La fermeté laïque c’est surtout affirmer que la laïcité n’est pas une opinion parmi d’autres mais le lieu où peut s’épanouir une totale liberté de conscience : les textes fondamentaux de notre pays garantissent autant le droit de croire que de ne pas croire. Il faut dire sans frémir : dans la République, on peut tout aussi librement pratiquer les religions que les critiquer.
Enfin, le Parti socialiste doit porter une nouvelle ambition laïque, en particulier pour l’Ecole. Lorsque la laïcité est attaquée, l’Ecole doit plus que jamais être la première priorité de la République. De nombreuses initiatives ont été prises depuis 2012 par le Gouvernement et méritent d’être saluées. Mais la situation est grave comme en témoignent les nombreux incidents dans les établissements au moment du drame de Charlie Hebdo, et plus massivement encore les 150 000 décrocheurs rejetés par le système chaque année. L’inégalité scolaire frappe si largement et si durement nos enfants qu’elle transcende les questions de religion, d’origine ethnique, de zones urbaines ou rurales. L’Ecole ne peut régler tous les problèmes de la société, a fortiori si la société ne règle pas les problèmes de l’Ecole. C’est autour de sa refondation que doit se faire l’unité nationale.
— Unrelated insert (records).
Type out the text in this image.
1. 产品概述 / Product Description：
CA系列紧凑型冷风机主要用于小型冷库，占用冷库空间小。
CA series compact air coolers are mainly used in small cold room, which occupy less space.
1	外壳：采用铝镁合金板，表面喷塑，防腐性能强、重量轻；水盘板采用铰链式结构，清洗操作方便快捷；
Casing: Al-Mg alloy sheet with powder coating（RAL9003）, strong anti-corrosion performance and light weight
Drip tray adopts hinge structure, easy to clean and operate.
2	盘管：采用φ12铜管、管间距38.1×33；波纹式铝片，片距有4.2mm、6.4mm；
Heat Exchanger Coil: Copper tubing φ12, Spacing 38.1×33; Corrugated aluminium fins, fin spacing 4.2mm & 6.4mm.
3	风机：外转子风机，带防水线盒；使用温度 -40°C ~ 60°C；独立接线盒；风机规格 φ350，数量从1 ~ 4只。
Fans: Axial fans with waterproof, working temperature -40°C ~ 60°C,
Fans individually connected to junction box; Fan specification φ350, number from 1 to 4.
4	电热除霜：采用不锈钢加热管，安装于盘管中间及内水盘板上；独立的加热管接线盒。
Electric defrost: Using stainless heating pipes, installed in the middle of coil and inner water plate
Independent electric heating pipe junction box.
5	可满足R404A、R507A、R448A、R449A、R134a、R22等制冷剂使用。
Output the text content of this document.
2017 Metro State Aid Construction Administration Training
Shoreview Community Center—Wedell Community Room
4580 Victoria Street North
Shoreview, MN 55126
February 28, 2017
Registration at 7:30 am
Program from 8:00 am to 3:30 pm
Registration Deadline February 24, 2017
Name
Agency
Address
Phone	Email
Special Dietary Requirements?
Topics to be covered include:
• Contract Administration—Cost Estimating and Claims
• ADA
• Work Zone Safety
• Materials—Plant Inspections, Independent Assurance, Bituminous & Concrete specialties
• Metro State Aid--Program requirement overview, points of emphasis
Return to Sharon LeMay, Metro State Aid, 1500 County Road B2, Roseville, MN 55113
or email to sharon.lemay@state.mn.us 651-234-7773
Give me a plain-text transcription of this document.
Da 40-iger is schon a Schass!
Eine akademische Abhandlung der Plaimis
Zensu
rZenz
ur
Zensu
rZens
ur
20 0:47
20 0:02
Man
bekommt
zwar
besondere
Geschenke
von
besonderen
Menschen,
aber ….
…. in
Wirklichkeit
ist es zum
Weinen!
Face à la situation de notre pays, nous demandons un « plan d’urgence laïque », dont les premières propositions sont :
1- Commander un audit national sur l’ensemble des financements publics en faveur des cultes, et y mettre un terme, y compris lorsque ces activités sont présentées comme « culturelles » La cause est donc entendue, sans nuance. On voit clairement les conséquences, et qui va étré affecté. Si c’est pas claquer la porte – campé certes sur le grand cheval des principes, et au nom de l’égalité -à une partie des citoyens, qu’on me le démontre
2- Revenir sur la loi Carle de 2009 obligeant les communes à financer la scolarité des élèves dans les établissements privés confessionnels situés dans d’autres communes (Art. L.442-5-1 et L.442-5-2 du code de l’éducation).
3- Permettre, par la loi, aux entreprises et structures de droit privé de faire respecter la neutralité religieuse en leur sein
4- Donner un temps d’antenne sur les chaînes publiques de télévision aux mouvements philosophiques non- confessionnels  Au passage, qui pour porter cette parole ? Réprésentatif de qui ? Mandaté par qui ?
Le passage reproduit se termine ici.